Bezlitosny biznes polityczny Donalda Trumpa

3 dni temu

Eksperci do wynajęcia pojawiają się we wszystkich stacjach telewizyjnych i udzielają wywiadów największym portalom internetowym, ale o czym będą mówić i jak bardzo to nie przystaje do rzeczywistości wiadomo od zawsze. Nie inaczej jest w przypadku komentowania biznesowej polityki Donalda Trumpa, który rozpoczął swoją prezydenturę od mocnych uderzeń, a potem było tylko ciekawiej. W ostatnim czasie USA nałożyły cła na trzy państwa: Meksyk, Kanadę i Chiny. Gdy tylko dwa pierwsze państwa po kilku dniach porozumiały się z USA, eksperci zaczęli wygłaszać swoje publicystyczne tezy o słabości i nieprzewidywalności Donalda Trumpa, który uległ słabszym partnerom.

Z typowego psychologizowania nie da się wyjąć żadnej wartości politycznej, czy ekonomicznej, ale na takim poziomie zawsze są prowadzone eksperckie wywody. Tymczasem prezydent USA psychologią się nie przejmuj, bo to przede wszystkim biznesem i to praktykujący. Dla niego liczy się ostateczna cena zakupy i sprzedaży, a także rozkład sił na rynku. Nie rozumieją tego ani rzekomi fachowcy od polityki międzynarodowej ani też ci prawicowi politycy, którzy mają żal do Trumpa, iż „dogaduje się z lewakiem Justin Trudeau”. Niewielu też zauważa, iż całe to gadanie o słabości, czy blefowaniu Trumpa nie trzyma logiki w odniesieniu do Chin, czyli światowej potęgi.

Było więcej niż pewne, iż Chiny nie ulegną USA, tak jak Meksyk i Kanada, dlatego w tym przypadku Trump rozpisał scenariusz na kilka odcinków. Chiny zgodnie z przewidywaniami odpowiedziały cłami zwrotnymi, co oznacza początek wojny. Pytanie kto z tej wojny wyjdzie cało nie jest łatwe i prawdopodobnie dopiero życie przyniesie odpowiedź, ale to zagranie Trumpa również jest do bólu biznesowe. Chińska gospodarka jest znacznie większym zagrożeniem dla gospodarki USA niż swego czasu japońska motoryzacja i elektronika. Jednocześnie wojna celna z Chinami ma pokazać Europie, iż Donalda Trump nie żartuje, ale autentycznie dba o portfel USA.

Co z tego wszystkiego wynika? Gdybyśmy w Polsce mieli prawdziwych ekspertów od polityki i gospodarki międzynarodowej, zamiast psychologów, to już powstawałby szczegółowe raporty, jak sobie w nowych warunkach radzić. Niestety nic wartościowego nie powstanie, dlatego trzeba patrzeć na Donalda Trumpa, ale nie jak na zbawcę, bo on nic Polsce za darmo nie da.

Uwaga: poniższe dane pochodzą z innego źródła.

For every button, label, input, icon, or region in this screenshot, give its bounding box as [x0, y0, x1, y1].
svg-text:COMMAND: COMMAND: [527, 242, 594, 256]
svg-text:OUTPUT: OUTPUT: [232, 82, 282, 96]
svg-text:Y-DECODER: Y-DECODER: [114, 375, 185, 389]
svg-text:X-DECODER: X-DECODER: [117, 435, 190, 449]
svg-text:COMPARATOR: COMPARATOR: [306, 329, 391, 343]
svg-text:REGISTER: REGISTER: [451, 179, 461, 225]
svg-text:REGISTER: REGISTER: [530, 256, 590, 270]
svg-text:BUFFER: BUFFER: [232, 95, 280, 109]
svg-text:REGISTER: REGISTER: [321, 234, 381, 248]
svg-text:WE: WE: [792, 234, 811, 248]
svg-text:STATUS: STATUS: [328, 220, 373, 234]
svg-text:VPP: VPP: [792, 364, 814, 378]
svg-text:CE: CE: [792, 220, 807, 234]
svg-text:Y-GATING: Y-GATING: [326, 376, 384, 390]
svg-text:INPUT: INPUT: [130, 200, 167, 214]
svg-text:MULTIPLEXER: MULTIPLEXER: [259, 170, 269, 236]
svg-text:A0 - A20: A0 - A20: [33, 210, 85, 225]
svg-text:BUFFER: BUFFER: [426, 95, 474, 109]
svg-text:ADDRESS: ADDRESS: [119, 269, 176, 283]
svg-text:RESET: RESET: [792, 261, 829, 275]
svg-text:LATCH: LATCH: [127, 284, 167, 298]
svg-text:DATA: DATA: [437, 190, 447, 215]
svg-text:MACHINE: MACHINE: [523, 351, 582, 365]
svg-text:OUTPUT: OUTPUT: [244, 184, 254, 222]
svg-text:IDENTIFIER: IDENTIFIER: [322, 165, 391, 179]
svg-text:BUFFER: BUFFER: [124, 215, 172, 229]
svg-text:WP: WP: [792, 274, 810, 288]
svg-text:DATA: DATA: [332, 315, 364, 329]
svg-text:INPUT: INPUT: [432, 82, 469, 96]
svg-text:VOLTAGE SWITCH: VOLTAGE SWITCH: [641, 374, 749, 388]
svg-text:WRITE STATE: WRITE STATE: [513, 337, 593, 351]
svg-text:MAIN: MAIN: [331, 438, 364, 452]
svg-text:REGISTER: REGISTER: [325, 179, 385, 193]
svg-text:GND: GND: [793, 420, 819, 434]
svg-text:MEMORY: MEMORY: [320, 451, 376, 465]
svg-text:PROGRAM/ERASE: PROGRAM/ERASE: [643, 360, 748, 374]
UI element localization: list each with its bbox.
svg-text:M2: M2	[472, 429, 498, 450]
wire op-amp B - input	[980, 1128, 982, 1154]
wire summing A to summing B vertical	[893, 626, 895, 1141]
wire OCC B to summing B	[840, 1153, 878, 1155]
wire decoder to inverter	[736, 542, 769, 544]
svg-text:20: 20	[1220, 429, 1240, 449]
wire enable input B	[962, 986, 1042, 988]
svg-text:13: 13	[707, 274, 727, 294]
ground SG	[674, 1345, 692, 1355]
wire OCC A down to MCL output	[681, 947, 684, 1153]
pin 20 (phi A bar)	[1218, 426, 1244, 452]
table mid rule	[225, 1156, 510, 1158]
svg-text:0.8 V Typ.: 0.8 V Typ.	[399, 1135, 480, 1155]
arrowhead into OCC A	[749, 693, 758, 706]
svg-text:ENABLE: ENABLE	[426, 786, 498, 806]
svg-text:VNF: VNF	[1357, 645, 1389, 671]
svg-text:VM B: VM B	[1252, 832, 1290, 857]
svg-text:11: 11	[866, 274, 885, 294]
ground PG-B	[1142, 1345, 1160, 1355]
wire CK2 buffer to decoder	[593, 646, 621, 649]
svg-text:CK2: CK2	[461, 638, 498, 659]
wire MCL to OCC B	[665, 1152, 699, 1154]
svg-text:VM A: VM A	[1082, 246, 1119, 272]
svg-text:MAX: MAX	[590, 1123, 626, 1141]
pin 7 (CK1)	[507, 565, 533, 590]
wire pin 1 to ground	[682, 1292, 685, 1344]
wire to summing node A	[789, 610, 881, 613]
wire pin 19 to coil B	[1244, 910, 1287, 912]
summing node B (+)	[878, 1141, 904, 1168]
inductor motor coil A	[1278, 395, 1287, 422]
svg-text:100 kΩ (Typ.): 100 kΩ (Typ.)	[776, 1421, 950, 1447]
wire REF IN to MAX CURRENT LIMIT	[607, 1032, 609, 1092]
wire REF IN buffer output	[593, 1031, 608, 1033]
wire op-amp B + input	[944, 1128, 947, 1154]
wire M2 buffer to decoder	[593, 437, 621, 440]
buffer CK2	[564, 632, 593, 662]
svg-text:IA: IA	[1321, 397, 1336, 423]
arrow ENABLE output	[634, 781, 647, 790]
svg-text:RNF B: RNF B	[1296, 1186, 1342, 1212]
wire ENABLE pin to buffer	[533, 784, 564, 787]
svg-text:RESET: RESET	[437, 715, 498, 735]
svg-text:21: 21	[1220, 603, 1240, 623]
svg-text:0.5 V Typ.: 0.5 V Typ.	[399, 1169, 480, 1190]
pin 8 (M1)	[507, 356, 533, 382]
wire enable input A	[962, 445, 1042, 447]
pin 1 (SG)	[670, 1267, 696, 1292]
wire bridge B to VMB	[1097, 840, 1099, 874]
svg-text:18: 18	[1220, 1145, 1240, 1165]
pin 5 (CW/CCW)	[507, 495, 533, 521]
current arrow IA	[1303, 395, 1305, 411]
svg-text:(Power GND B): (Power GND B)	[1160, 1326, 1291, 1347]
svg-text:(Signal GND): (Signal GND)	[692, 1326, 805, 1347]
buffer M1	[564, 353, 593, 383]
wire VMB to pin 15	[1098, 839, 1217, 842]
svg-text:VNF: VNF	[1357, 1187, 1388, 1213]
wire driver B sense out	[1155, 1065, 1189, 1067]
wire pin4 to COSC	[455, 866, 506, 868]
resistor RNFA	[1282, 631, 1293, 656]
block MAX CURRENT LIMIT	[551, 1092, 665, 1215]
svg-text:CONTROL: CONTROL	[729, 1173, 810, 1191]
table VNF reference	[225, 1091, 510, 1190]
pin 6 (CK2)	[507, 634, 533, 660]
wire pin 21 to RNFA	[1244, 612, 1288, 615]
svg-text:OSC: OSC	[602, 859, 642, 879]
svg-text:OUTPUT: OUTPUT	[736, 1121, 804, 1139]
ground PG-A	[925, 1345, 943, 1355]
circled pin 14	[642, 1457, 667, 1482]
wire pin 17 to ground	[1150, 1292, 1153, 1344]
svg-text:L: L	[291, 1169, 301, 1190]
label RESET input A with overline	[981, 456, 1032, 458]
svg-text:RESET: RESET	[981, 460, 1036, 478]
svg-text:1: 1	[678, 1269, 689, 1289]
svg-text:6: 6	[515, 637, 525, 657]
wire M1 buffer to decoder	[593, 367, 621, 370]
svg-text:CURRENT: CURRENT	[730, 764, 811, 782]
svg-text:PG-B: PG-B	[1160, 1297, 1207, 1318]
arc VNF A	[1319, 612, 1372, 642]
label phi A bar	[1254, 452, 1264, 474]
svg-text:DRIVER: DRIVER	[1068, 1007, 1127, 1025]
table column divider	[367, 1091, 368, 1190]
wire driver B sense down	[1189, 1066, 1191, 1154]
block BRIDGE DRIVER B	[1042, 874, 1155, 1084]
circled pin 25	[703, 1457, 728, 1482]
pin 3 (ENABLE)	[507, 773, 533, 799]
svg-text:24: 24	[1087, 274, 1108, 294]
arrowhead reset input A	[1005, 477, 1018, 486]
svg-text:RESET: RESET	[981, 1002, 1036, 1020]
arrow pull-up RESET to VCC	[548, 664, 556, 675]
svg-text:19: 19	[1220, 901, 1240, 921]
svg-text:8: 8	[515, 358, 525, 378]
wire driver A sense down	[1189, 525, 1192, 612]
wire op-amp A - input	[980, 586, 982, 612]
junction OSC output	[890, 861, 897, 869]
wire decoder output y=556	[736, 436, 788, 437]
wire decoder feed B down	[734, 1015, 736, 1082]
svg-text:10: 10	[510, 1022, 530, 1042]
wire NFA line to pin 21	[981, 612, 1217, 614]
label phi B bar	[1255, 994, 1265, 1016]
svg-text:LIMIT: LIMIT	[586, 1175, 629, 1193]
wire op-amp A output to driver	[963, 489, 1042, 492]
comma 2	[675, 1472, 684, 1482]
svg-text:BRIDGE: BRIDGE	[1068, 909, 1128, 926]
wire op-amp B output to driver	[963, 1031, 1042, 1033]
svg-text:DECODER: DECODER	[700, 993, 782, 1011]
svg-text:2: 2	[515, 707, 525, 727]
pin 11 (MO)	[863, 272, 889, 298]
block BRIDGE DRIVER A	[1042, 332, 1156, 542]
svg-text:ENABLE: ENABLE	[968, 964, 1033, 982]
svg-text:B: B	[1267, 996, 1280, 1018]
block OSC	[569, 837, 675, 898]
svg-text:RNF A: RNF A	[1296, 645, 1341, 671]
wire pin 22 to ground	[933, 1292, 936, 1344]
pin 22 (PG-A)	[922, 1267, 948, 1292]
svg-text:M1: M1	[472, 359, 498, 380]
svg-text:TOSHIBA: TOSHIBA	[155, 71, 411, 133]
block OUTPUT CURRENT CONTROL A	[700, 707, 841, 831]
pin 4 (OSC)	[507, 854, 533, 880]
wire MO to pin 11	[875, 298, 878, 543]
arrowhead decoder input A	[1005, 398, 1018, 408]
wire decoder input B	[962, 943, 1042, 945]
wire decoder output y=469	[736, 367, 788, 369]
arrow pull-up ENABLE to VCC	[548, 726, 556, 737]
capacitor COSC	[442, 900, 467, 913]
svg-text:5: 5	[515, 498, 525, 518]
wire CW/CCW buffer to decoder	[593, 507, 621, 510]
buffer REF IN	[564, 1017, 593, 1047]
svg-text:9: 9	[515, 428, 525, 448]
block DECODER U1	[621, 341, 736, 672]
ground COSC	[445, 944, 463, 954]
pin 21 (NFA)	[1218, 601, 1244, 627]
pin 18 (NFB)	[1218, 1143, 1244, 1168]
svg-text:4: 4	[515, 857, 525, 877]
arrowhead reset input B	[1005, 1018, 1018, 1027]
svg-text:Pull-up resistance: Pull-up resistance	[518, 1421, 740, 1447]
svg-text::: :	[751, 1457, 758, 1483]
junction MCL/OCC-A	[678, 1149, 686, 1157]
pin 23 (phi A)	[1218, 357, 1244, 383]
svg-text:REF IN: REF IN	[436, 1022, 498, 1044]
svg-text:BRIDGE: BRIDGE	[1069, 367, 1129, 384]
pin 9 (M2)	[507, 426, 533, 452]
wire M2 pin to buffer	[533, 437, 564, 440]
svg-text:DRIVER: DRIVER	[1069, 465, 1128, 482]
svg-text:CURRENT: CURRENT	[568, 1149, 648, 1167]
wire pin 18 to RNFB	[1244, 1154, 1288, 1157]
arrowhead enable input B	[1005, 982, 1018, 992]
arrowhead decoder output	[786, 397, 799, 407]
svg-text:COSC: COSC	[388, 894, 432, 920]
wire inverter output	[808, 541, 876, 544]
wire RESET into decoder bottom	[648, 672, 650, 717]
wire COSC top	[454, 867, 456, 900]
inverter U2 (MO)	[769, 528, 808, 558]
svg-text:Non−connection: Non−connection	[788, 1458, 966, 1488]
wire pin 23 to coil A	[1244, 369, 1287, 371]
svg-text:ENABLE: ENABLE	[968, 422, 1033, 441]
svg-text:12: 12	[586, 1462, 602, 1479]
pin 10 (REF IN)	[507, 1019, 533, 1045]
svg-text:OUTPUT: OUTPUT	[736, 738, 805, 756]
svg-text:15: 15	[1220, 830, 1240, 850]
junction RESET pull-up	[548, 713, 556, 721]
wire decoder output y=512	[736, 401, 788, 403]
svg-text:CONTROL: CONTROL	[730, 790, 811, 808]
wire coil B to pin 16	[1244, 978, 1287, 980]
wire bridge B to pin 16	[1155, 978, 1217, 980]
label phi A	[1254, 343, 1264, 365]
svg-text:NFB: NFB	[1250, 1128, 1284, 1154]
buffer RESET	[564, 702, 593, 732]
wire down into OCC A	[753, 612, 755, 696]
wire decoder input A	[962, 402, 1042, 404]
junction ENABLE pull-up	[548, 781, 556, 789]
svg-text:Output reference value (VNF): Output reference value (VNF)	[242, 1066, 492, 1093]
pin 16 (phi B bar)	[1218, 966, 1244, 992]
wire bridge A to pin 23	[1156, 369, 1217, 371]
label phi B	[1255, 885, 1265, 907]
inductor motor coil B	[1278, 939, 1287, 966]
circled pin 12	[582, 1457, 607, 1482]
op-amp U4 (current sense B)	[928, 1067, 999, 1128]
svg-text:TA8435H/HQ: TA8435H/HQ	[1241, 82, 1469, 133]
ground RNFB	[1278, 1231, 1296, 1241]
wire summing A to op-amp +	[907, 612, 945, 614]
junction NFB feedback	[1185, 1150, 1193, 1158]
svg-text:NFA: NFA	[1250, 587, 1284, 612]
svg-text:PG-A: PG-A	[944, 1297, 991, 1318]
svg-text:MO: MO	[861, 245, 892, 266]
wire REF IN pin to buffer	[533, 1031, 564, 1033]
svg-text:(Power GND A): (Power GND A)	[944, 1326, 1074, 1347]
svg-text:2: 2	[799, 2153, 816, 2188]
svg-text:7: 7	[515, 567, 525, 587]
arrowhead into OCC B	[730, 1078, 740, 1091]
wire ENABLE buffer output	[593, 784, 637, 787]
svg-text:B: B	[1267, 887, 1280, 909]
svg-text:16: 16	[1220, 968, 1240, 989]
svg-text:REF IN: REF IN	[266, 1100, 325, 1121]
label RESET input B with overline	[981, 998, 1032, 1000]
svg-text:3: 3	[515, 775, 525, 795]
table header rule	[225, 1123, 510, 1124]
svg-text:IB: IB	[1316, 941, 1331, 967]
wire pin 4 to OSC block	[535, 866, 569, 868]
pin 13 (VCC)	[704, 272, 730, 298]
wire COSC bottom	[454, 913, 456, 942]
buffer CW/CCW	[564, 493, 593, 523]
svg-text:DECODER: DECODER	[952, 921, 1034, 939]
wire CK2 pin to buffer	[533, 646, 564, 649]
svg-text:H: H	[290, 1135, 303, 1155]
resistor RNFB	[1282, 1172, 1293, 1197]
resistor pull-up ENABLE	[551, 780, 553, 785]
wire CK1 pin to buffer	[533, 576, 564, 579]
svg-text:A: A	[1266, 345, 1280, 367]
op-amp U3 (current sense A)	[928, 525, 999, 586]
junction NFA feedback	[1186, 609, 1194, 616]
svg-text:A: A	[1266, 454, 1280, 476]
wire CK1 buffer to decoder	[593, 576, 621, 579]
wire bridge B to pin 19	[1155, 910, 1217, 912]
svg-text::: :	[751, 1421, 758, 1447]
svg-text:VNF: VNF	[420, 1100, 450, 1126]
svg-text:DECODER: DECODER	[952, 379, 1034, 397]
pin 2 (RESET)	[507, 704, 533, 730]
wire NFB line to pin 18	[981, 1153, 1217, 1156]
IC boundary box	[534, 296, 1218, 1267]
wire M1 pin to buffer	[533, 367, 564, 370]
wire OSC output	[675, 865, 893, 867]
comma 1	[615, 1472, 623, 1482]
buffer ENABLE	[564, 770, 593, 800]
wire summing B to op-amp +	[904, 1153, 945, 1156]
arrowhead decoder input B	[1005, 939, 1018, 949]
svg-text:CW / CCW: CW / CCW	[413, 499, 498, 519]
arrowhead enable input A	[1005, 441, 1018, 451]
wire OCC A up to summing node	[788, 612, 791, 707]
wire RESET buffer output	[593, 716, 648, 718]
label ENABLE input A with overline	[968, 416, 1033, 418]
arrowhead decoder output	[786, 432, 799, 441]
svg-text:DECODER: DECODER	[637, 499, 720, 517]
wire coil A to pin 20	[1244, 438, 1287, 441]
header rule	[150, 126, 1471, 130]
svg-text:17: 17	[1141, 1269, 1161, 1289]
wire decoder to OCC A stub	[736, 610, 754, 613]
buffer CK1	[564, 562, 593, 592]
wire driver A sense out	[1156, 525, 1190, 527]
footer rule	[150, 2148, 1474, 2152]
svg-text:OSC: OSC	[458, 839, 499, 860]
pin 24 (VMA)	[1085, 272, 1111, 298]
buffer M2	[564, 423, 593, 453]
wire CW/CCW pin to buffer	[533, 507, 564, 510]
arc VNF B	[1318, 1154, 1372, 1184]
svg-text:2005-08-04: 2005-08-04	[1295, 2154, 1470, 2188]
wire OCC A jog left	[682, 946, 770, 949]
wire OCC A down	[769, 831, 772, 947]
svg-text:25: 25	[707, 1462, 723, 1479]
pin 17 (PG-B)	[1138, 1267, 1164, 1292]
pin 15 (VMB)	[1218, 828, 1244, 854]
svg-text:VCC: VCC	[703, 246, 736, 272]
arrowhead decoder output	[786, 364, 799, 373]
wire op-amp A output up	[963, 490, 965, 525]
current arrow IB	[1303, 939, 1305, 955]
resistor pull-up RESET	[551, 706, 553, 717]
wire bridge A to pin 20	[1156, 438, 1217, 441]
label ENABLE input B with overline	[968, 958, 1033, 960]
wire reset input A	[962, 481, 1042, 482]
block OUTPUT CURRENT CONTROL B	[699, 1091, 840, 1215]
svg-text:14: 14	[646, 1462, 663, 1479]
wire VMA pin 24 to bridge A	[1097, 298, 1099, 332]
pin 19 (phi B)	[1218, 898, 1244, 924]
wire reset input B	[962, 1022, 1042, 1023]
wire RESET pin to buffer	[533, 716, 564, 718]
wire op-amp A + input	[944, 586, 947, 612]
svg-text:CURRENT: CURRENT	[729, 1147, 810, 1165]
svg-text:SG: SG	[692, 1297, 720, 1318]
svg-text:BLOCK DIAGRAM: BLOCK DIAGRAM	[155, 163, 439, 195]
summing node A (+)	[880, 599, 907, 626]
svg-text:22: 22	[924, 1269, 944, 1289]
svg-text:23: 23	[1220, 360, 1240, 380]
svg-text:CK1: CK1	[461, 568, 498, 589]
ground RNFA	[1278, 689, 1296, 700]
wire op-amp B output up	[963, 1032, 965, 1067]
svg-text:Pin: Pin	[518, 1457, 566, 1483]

Trzeba patrzeć na Trumpa w kategoriach wzoru do naśladowania, oczywiście z zachowaniem wszelkich proporcji. Polska nie jest potęgą na miarę USA i jeszcze w dodatku uwikłaliśmy się w unijne traktaty, czytaj wszelkiego rodzaju hamulce i ograniczenia. Jednak to, co na pewno jesteśmy w stanie zrobić, to zadbać o własny interes.

Jest tylko jeden problem, który się nazywa „kadry”. Z takim rządem jesteśmy więcej niż bezbronni, ponieważ ta władza jedyne co ma opanowane w polityce międzynarodowej, to kelnerowanie większym od Polski i obrażanie Victora Orbana. Donald Tusk stoi dokładnie po przeciwnej stronie biznesowego modelu polityki, jaki preferuje Donald Trump. Dla prezydenta USA „Ameryka jest najważniejsza”, dla premiera Polski najważniejsze są Niemcy i Bruksela, ponieważ tam znajduje wsparcie dla swojej „polityki” wyjątkowo szkodliwej dla naszego kraju.

Nie ulega najmniejszej wątpliwości, iż Donald Trump nie tylko próbuje postawić USA na nogi, ale też próbuje przewrócić obecny rozkład sił na świecie w taki sposób, aby Ameryka znów była jedynym światowym liderem. W tym procesie prezydent USA nie będzie się kierował najmniejszym sentymentem, to będzie twardy i bezlitosny biznes i choćby przez sekundę nie warto tkwić w naiwnym przekonaniu, iż liczyć się będą sympatie, czy jakiekolwiek przeszłe zasługi. Biznes głupcze!

Nie wierzymy nikomu, nie wierzymy w nic! Patrzymy na fakty i wyciągamy wnioski!